Traditionally the Orangemen parade from the centre of Portadown, returning after the church service. Since the late 20th century, the Orangemen now often characterize the church service and accompanying parades as being held to commemorate the men of the 36th (Ulster) Division who died during the Battle of the Somme in 1916.

Portadown is a predominantly Protestant town. The small area surrounding the Garvaghy Road is a small Catholic community within Portadown. That community has long been subjected to sectarian discrimination, marginalisation, and abuse. The Orange Order insist it is their right as citizens to march down the Garvaghy Road, a route they claim holds traditional and communal value.
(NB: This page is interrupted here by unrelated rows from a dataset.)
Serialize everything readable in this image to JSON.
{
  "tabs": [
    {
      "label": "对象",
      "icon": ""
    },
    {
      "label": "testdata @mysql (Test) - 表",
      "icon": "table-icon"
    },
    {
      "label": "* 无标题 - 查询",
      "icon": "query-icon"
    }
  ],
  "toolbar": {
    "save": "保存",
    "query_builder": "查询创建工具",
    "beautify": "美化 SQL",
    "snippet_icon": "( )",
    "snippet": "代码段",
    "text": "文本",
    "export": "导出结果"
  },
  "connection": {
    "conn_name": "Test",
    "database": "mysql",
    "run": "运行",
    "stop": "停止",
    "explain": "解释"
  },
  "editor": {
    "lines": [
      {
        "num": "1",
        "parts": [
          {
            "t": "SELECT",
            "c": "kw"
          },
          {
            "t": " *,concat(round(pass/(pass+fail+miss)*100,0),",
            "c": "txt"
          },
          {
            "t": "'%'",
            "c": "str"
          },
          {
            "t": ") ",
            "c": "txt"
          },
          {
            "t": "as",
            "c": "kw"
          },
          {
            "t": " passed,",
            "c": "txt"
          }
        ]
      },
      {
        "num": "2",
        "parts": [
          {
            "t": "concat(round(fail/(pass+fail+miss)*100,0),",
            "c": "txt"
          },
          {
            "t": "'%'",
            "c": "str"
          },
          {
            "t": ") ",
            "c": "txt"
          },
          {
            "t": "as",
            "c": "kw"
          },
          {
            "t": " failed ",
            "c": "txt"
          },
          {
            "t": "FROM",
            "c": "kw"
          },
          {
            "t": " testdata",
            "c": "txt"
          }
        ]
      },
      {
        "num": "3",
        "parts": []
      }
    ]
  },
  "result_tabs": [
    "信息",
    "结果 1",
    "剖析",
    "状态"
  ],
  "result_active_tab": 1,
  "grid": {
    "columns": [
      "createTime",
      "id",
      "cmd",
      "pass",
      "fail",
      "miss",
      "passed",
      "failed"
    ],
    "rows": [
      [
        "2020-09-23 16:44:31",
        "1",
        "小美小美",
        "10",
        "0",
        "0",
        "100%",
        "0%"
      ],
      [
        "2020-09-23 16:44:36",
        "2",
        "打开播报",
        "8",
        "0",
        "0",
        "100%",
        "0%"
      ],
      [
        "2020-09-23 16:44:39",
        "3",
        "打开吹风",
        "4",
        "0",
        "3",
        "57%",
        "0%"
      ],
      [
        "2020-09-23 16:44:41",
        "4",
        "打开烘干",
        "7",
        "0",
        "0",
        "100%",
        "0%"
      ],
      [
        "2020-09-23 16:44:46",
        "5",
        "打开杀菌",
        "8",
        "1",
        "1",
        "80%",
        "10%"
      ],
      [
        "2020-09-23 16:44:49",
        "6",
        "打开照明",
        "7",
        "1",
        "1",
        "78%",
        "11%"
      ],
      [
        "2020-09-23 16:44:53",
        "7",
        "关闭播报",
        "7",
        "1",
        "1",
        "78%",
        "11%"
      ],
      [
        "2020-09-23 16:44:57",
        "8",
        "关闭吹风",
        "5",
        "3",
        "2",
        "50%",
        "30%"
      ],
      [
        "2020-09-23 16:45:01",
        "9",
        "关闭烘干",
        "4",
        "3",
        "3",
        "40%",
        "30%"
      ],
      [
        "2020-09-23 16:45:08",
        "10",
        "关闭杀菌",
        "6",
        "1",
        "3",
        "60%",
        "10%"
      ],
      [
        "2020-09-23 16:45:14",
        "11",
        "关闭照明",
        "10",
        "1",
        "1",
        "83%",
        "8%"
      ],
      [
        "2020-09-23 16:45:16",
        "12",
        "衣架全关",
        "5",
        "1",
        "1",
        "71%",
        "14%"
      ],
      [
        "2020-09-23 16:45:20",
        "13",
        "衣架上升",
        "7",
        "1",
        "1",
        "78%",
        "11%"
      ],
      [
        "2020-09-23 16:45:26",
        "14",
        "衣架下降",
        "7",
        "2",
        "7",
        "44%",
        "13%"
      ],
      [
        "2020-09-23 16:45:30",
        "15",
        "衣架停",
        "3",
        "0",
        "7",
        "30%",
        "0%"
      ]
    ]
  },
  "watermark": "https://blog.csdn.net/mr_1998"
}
The residents of Garvaghy Road have insisted it is their right not to be subjected to marches perceived by many as sectarian and intimidating. The stand-off between the Orangemen and the RUC Royal Ulster Constabulary, which previously colluded in facilitating the Orange demonstrations of strength, has become symbolic of the intractable sectarian divide that poisons relations between the two communities in Northern Ireland. Local anthropologist, Peter Mulholland, has argued that Orange parades effectively deny the human rights and dignity of the minority community through annually reviving and fanning the flames of sectarian hatred.

In the early 1980s, when such parades still took place, catalyzing violence, a small group of Portadown Nationalists documented the aforementioned Plowden report and many other instances of Orange parade-related violence during the two centuries since 1795. They circulated this material to journalists in 1996-7 under the title 'Two Hundred Years in the Orange Citadel'. Their research was also included in Nationalist submissions to the British government's 'North' commission of inquiry into sectarian parades.

In 1998 the Northern Ireland Parades Commission banned the Orangemen's parade. Every year since then the parade has been prevented from proceeding down the Garvaghy Road. In an attempt to defuse the situation, the General Synod of the Church of Ireland requested the Reverend John Pickering, then Rector of Drumcree Church, to refrain from holding the Orangemen's service. The Primate of the Church of Ireland, Dr. Robin Eames, stated that "It is a form of blasphemy if, following a religious service, those who have attended it engage in behaviour which makes a mockery of such a service." Pickering however refused the request, maintaining that "the doors of my church are open to anyone, including Orangemen".

In 2007, following the Northern Ireland power-sharing agreement, the Orange Order parade passed peacefully. The Order is still blocked from marching down the Garvaghy Road.